Simone de Beauvoir appelait les femmes à toujours rester vigilantes parce que les droits des femmes ne sont jamais définitifs et qu'ils sont remis en question à la moindre crise politique, économique ou religieuse. Cette réflexion traduit malheureusement la situation de la femme tunisienne depuis la révolution. Ses droits n'ont pas cessé d'être la cible des islamistes bien entendu, mais aussi de tous les autres misogynes assumés ou pas. On a vu même des « libéraux » et des « démocrates » donner des excuses rocambolesques du genre « ce n'est pas le moment », tordre le cou au bon sens pour s'aligner, en définitive, sur les positions les plus rétrogrades. Cela a commencé avec la rédaction de la Constitution et la tentative de réduire la femme à être «le complément » de l'homme ; jusqu'aux positions des uns et des autres concernant le rapport final de la Commission des libertés individuelles et de l'égalité (Colibe), en passant par la question de l'égalité successorale.
Aujourd'hui, dimanche, un communiqué de la présidence du gouvernement admet qu'une erreur s'est glissée dans le décret fixant les modalités du confinement ciblé, publié hier, et que cette erreur sera rectifiée dans la prochaine édition du Jort. L'erreur en question est relative à l'article dix du décret qui soumet «les mères dont l'âge de leurs enfants ne dépasse pas 15 ans» aux prescriptions du confinement total. La présidence du gouvernement admet donc l'erreur, mais cette dernière est loin d'être anodine qui nécessite une simple rectification. Tout porte à croire, en effet, que la question est beaucoup plus grave qu'une simple « erreur ».

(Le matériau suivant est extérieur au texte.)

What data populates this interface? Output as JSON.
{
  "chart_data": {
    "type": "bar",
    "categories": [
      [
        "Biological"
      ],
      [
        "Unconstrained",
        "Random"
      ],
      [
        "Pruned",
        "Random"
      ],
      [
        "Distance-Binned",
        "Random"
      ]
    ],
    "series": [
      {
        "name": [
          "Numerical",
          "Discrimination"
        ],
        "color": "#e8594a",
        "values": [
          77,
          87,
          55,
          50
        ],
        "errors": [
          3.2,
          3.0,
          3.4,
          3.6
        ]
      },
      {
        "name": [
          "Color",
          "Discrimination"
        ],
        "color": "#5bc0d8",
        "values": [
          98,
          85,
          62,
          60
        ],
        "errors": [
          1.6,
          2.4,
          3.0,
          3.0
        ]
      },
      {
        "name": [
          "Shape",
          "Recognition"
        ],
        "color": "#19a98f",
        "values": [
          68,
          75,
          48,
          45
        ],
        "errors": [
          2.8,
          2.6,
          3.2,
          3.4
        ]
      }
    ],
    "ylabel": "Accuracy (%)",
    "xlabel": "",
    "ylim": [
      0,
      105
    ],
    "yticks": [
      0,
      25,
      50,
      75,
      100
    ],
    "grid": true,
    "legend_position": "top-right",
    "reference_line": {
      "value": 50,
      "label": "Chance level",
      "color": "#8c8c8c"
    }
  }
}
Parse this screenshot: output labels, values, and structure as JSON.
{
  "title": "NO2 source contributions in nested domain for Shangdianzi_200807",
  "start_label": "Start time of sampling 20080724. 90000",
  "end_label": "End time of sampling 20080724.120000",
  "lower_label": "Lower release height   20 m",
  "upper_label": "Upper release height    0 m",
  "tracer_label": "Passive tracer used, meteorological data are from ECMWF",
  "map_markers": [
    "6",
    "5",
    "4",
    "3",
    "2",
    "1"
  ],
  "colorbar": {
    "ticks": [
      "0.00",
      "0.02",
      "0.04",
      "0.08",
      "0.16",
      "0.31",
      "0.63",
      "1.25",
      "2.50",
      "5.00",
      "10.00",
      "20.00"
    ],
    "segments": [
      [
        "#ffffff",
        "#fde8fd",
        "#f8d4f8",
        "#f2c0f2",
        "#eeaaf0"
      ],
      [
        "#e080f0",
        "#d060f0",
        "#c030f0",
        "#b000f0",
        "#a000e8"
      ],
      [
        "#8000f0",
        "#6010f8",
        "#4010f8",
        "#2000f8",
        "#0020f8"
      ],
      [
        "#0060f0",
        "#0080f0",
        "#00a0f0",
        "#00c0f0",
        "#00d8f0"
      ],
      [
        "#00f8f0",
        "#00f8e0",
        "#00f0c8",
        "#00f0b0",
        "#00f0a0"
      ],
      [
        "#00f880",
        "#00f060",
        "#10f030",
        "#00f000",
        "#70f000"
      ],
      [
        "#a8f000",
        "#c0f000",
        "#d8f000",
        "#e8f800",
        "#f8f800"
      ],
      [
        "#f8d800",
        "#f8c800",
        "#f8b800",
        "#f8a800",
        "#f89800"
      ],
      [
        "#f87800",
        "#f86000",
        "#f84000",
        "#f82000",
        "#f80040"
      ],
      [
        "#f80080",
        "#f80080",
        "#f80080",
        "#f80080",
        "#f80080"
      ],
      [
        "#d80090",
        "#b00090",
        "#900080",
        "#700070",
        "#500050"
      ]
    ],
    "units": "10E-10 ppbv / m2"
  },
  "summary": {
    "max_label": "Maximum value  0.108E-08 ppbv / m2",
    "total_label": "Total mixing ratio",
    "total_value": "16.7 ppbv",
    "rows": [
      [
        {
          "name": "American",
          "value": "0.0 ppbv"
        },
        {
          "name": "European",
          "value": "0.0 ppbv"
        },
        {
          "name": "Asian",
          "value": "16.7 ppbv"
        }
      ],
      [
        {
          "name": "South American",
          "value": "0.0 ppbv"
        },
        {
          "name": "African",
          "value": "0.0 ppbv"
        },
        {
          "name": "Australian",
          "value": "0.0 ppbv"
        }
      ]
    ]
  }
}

D'abord, la formulation du texte est très correcte, ce qui exclut la simple erreur de rédaction ou de saisie. Ensuite, les textes de loi sont soumis à des mesures très strictes et passent par différentes étapes et différents contrôles tous aussi rigoureux les uns que les autres pour être validés et envoyés à l'imprimerie officielle. Cette dernière dispose d'un protocole très strict de correction des textes, ce qui rend pratiquement impossible le glissement d'une quelconque coquille dans le texte publié. Ceci sans oublier qu'il existe deux versions pour un seul texte de loi, l'une en arabe et l'autre en français. Il est peu probable qu'une erreur, si erreur existe, se retrouve dans les deux versions à la même place.
Non. Assurément, l'erreur est plus grave et se situe ailleurs. Probablement au niveau du conseil des ministres et au sein du gouvernement lui-même. Dés le début, il était évident qu'il y avait un déséquilibre entre le poids réel sur le plan politique et au sein du Parlement des islamistes, et leur présence au sein du gouvernement. Le chef du gouvernement semble même s'accommoder de cette influence islamiste grandissante. Les dernières nominations annoncées au niveau de la présidence du gouvernement et à la tête de certaines entreprises publiques, si elles sont entérinées, ne feront que confirmer cette thèse. Le clan des démocrates au sein du gouvernement semble lui aussi, par vilenie ou calcul, pactiser avec les islamistes pour garantir sa part du gâteau et a déjà vendu son âme au diable. A lui de démontrer le contraire.
Cette « erreur », misogyne et inconstitutionnelle, n'est pas le seul travers de ce gouvernement. On pourrait citer les nombreuses décisions prises pour alléger les effets du confinement qui ont eu des effets contraires comme les aides sociales qui ont provoqué des attroupements monstres, ou qui ont été de simples effets d'annonce sans suite, comme plusieurs des mesures financières destinées à aider les artisans et les petites entreprises.
Le dernier travers en date est l'annonce faite, pas plus tard qu'hier, samedi, par le ministre de la Santé concernant l'ouverture des pharmacies, exceptionnellement ce dimanche, pour faciliter l'acquisition des masques par les citoyens en prévision de l'entrée en vigueur dès demain, lundi, de la première étape du confinement ciblé. En réalité le ministre cherchait simplement l'effet d'annonce puisque la décision annoncée n'a jamais été concertée avec les intéressés. Le conseil de l'ordre des pharmaciens affirme, en effet, qu'il n'a pas été informé de cette décision et demande aux pharmaciens de garder leurs officines fermées, d'autant plus que les bavettes ne sont toujours pas disponibles.
PS- En ce 3 mai, Journée mondiale de la liberté de la presse, l'occasion est saisie pour réaffirmer le soutien indéfectible à une presse libre, indépendante, plurielle, attachée aux valeurs de la démocratie et des droits humains. Ce n'est pas encore gagné, mais le combat est aussi gratifiant que l'issue de la bataille.